To: The Editors
The New Yorker
Re: Our decision not to renew
Our family have been subscribers to the New Yorker for many decades and three generations. There was a time when it would never have occurred to us not to renew. However, of late the thought has been growing, uncomfortably, that it is time to let go.
We continue to favor your politics, but there are no surprises to be had there, which is actually unfortunate (more on that later). We love the cartoons, and they are the “hook” for my twelve-year-old son, as they were for me when I was his age. You are one of the few papers that continues to practice any investigative journalism. On that you are to be commended.
Overall, however, you have become sloppy and lazy. While here is no doubt that even the most objective writer brings a viewpoint, great writers acknowledge that thay have a viewpoint and are honest about it. Some of your major contributors in recent years fail that test. Malcolm Gladwell is a fraud, a master of disingenuous arguments designed to push an agenda, rather than the researcher he claims to be. Much of his work is pure sophistry. Adam Gopnik is a petulant snob who tries to burnish his prejudices with a veneer of modernist sophistication (or is it also sophistry?) Worse, he makes ad-hominem attacks on people whose taste he does not share. How is this intellectually more acceptable than the right-wing spew we all know and despise? Where is Donald Barthelme, with his wry and self-aware humility, when we need him?
Regarding politics, it would be nice to see you take more chances on straying from the party line, when that line ceases to apply. Your diatribes against the 401(k) are a good example. This is a program which actually redistributes wealth downward, not upward. Executives are not allowed to benefit from it until the rank-and-file employees have taken advantage of it. Many companies give matching funds-- that’s free money!--further enhancing the benefit. Why? Because it is such a great deal that management wants to make sure it can participate too. It confers the same tax benefits as an IRA. In short, it is a “no brainer”, and it is progressive. But, alas, it produces fees for private sector investment firms (horrors!), so you consider it nothing more than a give-away to Wall St. Really? Even after the meltdown, it has been the most successful retirement vehicle in history, with far better returns than Social Security. I know, because in my twenties and thirties I contributed the standard allowable amounts to my 401(k) whenever it was offered, and that plan alone has made me a millionaire. In campaigning against the 401(k), you are actually harming your readership, not unlike the conservative talkers who sell their listeners useless disaster kits and overpriced coins.

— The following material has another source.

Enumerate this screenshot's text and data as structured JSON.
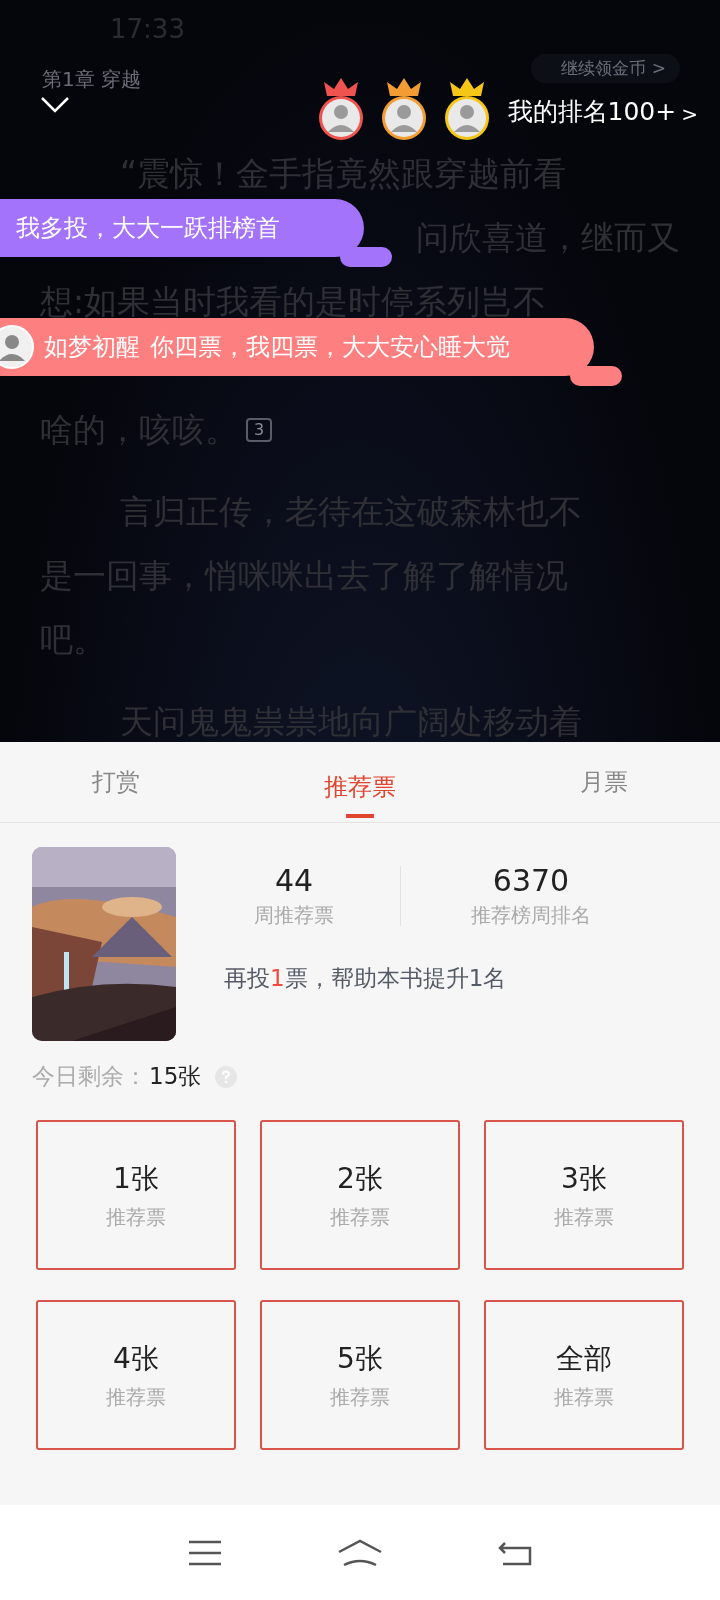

Living in San Francisco, I don’t know enough about the New York arts scene to comment on your coverage thereof. So I have to take your word for it that you know what you are doing. However, we do get the same movies, and your movie reviews have become one-dimensional and predictable. I commend you on not kowtowing to Hollywood. Good for you! But your reviewers seem reflexively opposed to plot, action or simple prettiness in film. The same criteria apparently hold for books too. Fun is certainly out of the question! I have gone back and read reviews from thirty years ago—it was not always this way. I know you see your mission as elevating us, but when did this become a graduate seminar in obscurantism? You could pass it off if the rest of your writers were up to that standard, but those days are long gone.
Finally, when you do deign to cover popular culture, for example, rock music, your contempt for the genre shows through. Of all the people you could write about from the recent past, you wasted buckets of ink on hacks like Joni Mitchell, the Grateful Dead, and Bruce Springsteen. Really? What is so great about being whiny and narcissistic? Or brazenly contemptuous of your audience’s musical ear? Why insult your readers? What happened to virtuosity as a criterion for worthiness in the arts? Does that only apply to highbrow culture? From the 60’s on, there have actually been great and groundbreaking artists in popular music. My Mom was in her late thirties to fifties when she turned us on to the Beatles, Doors, Richie Havens, the Blues Project, Cream, Leonard Cohen, Janis Joplin, the B-52s and the Talking Heads (along with Bach and Bartok )--usually before our peer group had even heard of them. Yes, I had a very cool mom! She would have been aghast at your recent paeans to Springsteen and the unbearably tiresome (and long irrelevant) Mitchell.
I could go on, but you probably get my point. To put it succinctly, you have slipped from being intellectually deep and challenging, to simply being snobs, without the actual taste or sense of humor to pull it off. It is with great sadness that I must decline to renew our subscription to the New Yorker.